Двумя-тремя остановками дальше, на Александрплац, какой-то насквозь промокший берлинец стоит, прислонившись к стене, и месмерически уплетает одну из упоминавшихся выше невкусных жареных колбасок. Все бедствия, через которые суждено пройти его народу, будто написаны у него на лице. Упитанная, равнодушная безутешность, серое ламенто коротко стриженных волос, капли колбасного жира на грубых пальцах… — именно таким и изобразят однажды этого немца. Энгельхардт, словно завороженный, неотрывно смотрит на него, пока омнибус громыхает мимо, сквозь водяную стену. На секунду кажется, будто раскаленный световой луч соединил этих двоих — Просветленного и Покорствующего.

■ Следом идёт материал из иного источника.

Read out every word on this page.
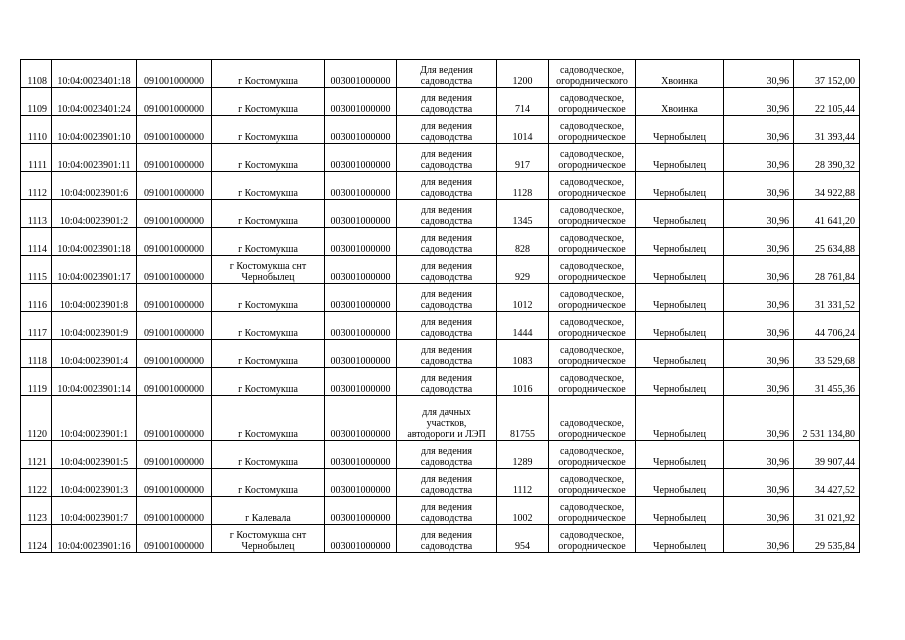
1108	10:04:0023401:18	091001000000	г Костомукша	003001000000	Для ведения
садоводства	1200	садоводческое,
огороднического	Хвоинка	30,96	37 152,00
1109	10:04:0023401:24	091001000000	г Костомукша	003001000000	для ведения
садоводства	714	садоводческое,
огородническое	Хвоинка	30,96	22 105,44
1110	10:04:0023901:10	091001000000	г Костомукша	003001000000	для ведения
садоводства	1014	садоводческое,
огородническое	Чернобылец	30,96	31 393,44
1111	10:04:0023901:11	091001000000	г Костомукша	003001000000	для ведения
садоводства	917	садоводческое,
огородническое	Чернобылец	30,96	28 390,32
1112	10:04:0023901:6	091001000000	г Костомукша	003001000000	для ведения
садоводства	1128	садоводческое,
огородническое	Чернобылец	30,96	34 922,88
1113	10:04:0023901:2	091001000000	г Костомукша	003001000000	для ведения
садоводства	1345	садоводческое,
огородническое	Чернобылец	30,96	41 641,20
1114	10:04:0023901:18	091001000000	г Костомукша	003001000000	для ведения
садоводства	828	садоводческое,
огородническое	Чернобылец	30,96	25 634,88
1115	10:04:0023901:17	091001000000	г Костомукша снт
Чернобылец	003001000000	для ведения
садоводства	929	садоводческое,
огородническое	Чернобылец	30,96	28 761,84
1116	10:04:0023901:8	091001000000	г Костомукша	003001000000	для ведения
садоводства	1012	садоводческое,
огородническое	Чернобылец	30,96	31 331,52
1117	10:04:0023901:9	091001000000	г Костомукша	003001000000	для ведения
садоводства	1444	садоводческое,
огородническое	Чернобылец	30,96	44 706,24
1118	10:04:0023901:4	091001000000	г Костомукша	003001000000	для ведения
садоводства	1083	садоводческое,
огородническое	Чернобылец	30,96	33 529,68
1119	10:04:0023901:14	091001000000	г Костомукша	003001000000	для ведения
садоводства	1016	садоводческое,
огородническое	Чернобылец	30,96	31 455,36
1120	10:04:0023901:1	091001000000	г Костомукша	003001000000	для дачных
участков,
автодороги и ЛЭП	81755	садоводческое,
огородническое	Чернобылец	30,96	2 531 134,80
1121	10:04:0023901:5	091001000000	г Костомукша	003001000000	для ведения
садоводства	1289	садоводческое,
огородническое	Чернобылец	30,96	39 907,44
1122	10:04:0023901:3	091001000000	г Костомукша	003001000000	для ведения
садоводства	1112	садоводческое,
огородническое	Чернобылец	30,96	34 427,52
1123	10:04:0023901:7	091001000000	г Калевала	003001000000	для ведения
садоводства	1002	садоводческое,
огородническое	Чернобылец	30,96	31 021,92
1124	10:04:0023901:16	091001000000	г Костомукша снт
Чернобылец	003001000000	для ведения
садоводства	954	садоводческое,
огородническое	Чернобылец	30,96	29 535,84
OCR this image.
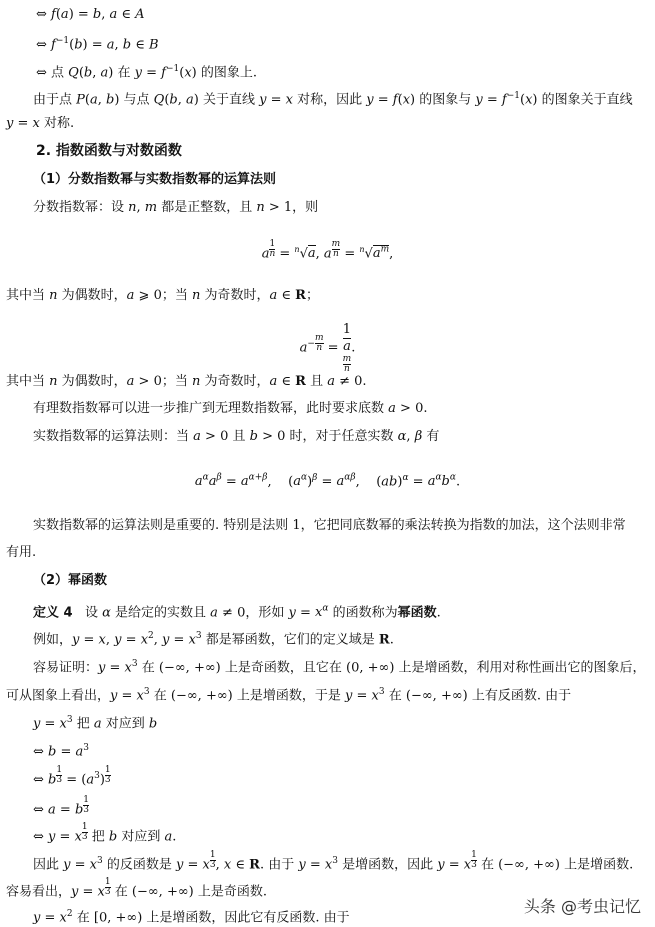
⇔ f(a) = b, a ∈ A
⇔ $f^{-1}(b) = a$, b ∈ B
⇔ 点 Q(b, a) 在 $y = f^{-1}(x)$ 的图象上.
由于点 P(a, b) 与点 Q(b, a) 关于直线 y = x 对称，因此 y = f(x) 的图象与 $y = f^{-1}(x)$ 的图象关于直线
y = x 对称.
2. 指数函数与对数函数
（1）分数指数幂与实数指数幂的运算法则
分数指数幂：设 n, m 都是正整数，且 n > 1，则
a $^{\frac{1}{n}}$ = $^n$√a, a $^{\frac{m}{n}} = ^n√a^m$,
其中当 n 为偶数时，a ⩾ 0；当 n 为奇数时，a ∈ R；
$a^{- \frac{m}{n}}$ =
1
a
$^{m n}$
.
其中当 n 为偶数时，a > 0；当 n 为奇数时，a ∈ R 且 a ≠ 0.
有理数指数幂可以进一步推广到无理数指数幂，此时要求底数 a > 0.
实数指数幂的运算法则：当 a > 0 且 b > 0 时，对于任意实数 α, β 有
$a^\alpha a^\beta = a^{\alpha+\beta}$,    $(a^\alpha)^\beta = a^{\alpha\beta}$,    $(ab)^\alpha = a^\alpha b^\alpha$.
实数指数幂的运算法则是重要的. 特别是法则 1，它把同底数幂的乘法转换为指数的加法，这个法则非常
有用.
（2）幂函数
定义 4   设 α 是给定的实数且 a ≠ 0，形如 $y = x^\alpha$ 的函数称为幂函数.
例如，y = x, $y = x^2$, $y = x^3$ 都是幂函数，它们的定义域是 R.
容易证明：$y = x^3$ 在 (−∞, +∞) 上是奇函数，且它在 (0, +∞) 上是增函数，利用对称性画出它的图象后，
可从图象上看出，$y = x^3$ 在 (−∞, +∞) 上是增函数，于是 $y = x^3$ 在 (−∞, +∞) 上有反函数. 由于
$y = x^3$ 把 a 对应到 b
⇔ $b = a^3$
⇔ b $^{\frac{1}{3}} = (a^3)$ $^{\frac{1}{3}}$
⇔ a = b $^{\frac{1}{3}}$
⇔ y = x $^{\frac{1}{3}}$ 把 b 对应到 a.
因此 $y = x^3$ 的反函数是 y = x $^{\frac{1}{3}}$ , x ∈ R. 由于 $y = x^3$ 是增函数，因此 y = x $^{\frac{1}{3}}$ 在 (−∞, +∞) 上是增函数.
容易看出，y = x $^{\frac{1}{3}}$ 在 (−∞, +∞) 上是奇函数.
$y = x^2$ 在 [0, +∞) 上是增函数，因此它有反函数. 由于
头条 @考虫记忆
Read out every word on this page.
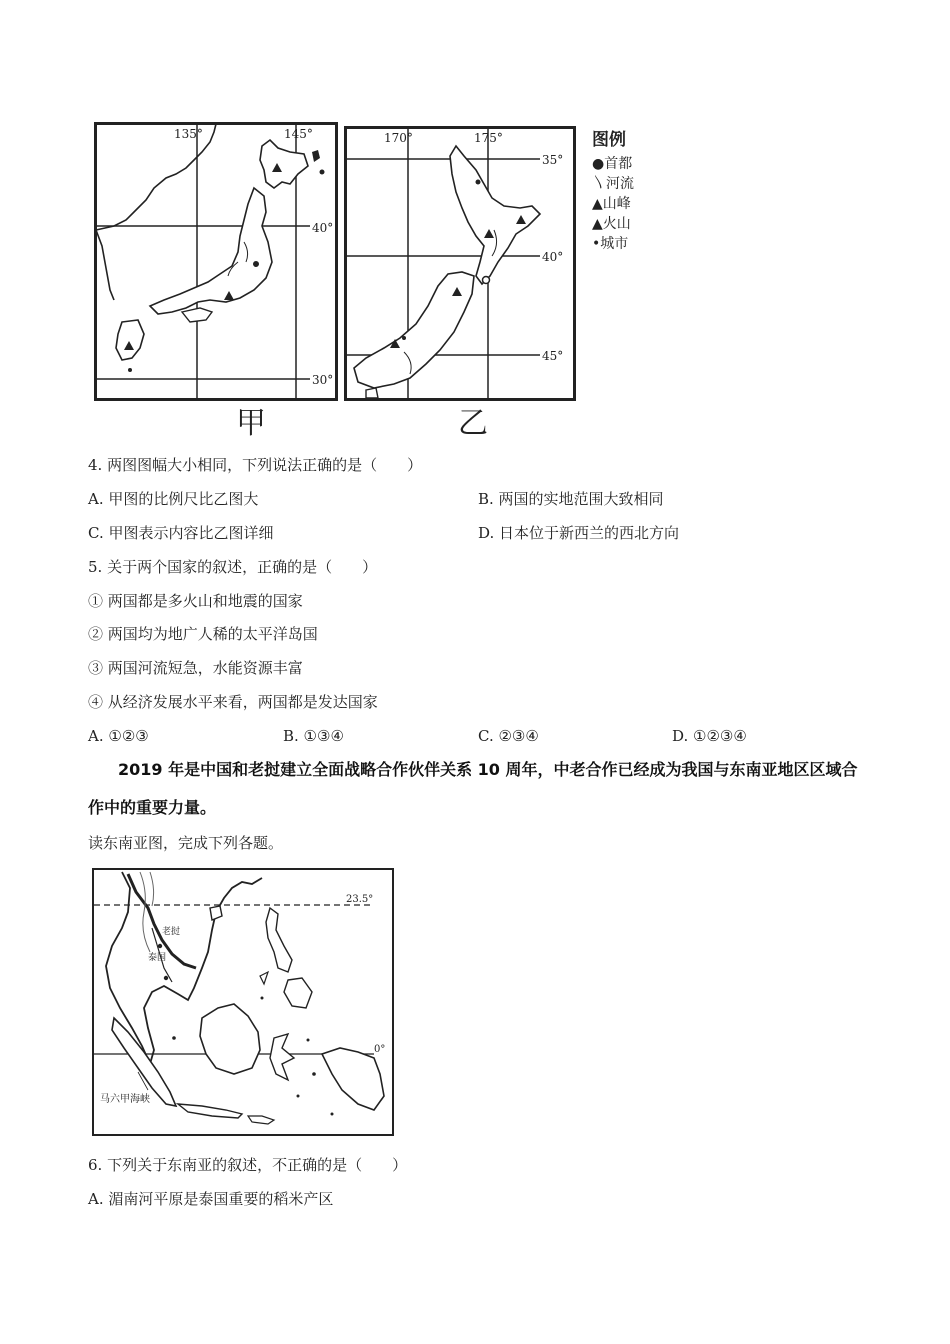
135°	145°
40°
30°
甲
170°	175°
35°
40°
45°
乙
图例
●首都
〵河流
▲山峰
▲火山
•城市
4. 两图图幅大小相同，下列说法正确的是（　　）
A. 甲图的比例尺比乙图大	B. 两国的实地范围大致相同
C. 甲图表示内容比乙图详细	D. 日本位于新西兰的西北方向
5. 关于两个国家的叙述，正确的是（　　）
① 两国都是多火山和地震的国家
② 两国均为地广人稀的太平洋岛国
③ 两国河流短急，水能资源丰富
④ 从经济发展水平来看，两国都是发达国家
A. ①②③	B. ①③④	C. ②③④	D. ①②③④
2019 年是中国和老挝建立全面战略合作伙伴关系 10 周年，中老合作已经成为我国与东南亚地区区域合
作中的重要力量。
读东南亚图，完成下列各题。
23.5°
0°
老挝
泰国
马六甲海峡
6. 下列关于东南亚的叙述，不正确的是（　　）
A. 湄南河平原是泰国重要的稻米产区
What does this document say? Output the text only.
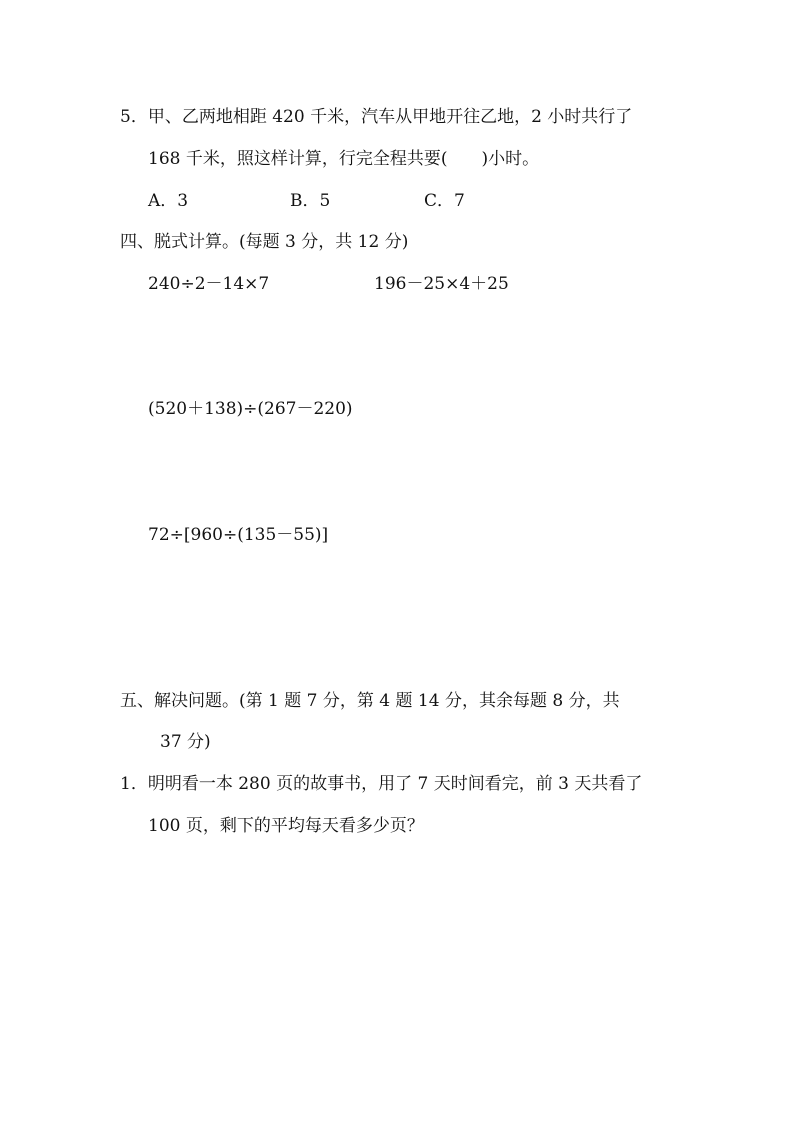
5．甲、乙两地相距 420 千米，汽车从甲地开往乙地，2 小时共行了
168 千米，照这样计算，行完全程共要(　　)小时。
A．3	B．5	C．7
四、脱式计算。(每题 3 分，共 12 分)
240÷2－14×7	196－25×4＋25
(520＋138)÷(267－220)
72÷[960÷(135－55)]
五、解决问题。(第 1 题 7 分，第 4 题 14 分，其余每题 8 分，共
37 分)
1．明明看一本 280 页的故事书，用了 7 天时间看完，前 3 天共看了
100 页，剩下的平均每天看多少页？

Поскольку мы уже озаботились тем, чтобы рассказать о прошлом нашего бедного друга, теперь мы можем — подобно выносливой и гордой морской птице, для которой пересечение временных зон нашего земного шара не имеет никакого значения, ибо она этих зон вообще не воспринимает и, соответственно, не пытается осмыслить, — можем перепрыгнуть через сколько-то лет и вновь обнаружить Августа Энгельхардта там, где мы его оставили несколько страниц назад: он, в чем мать родила, прогуливается по пляжу (по собственному, заметьте!), время от времени нагибается и подбирает с песка особо привлекательные раковины, а затем опускает их в специально для этой цели предназначенный плетеный короб, который носит на перекинутой через плечо лямке.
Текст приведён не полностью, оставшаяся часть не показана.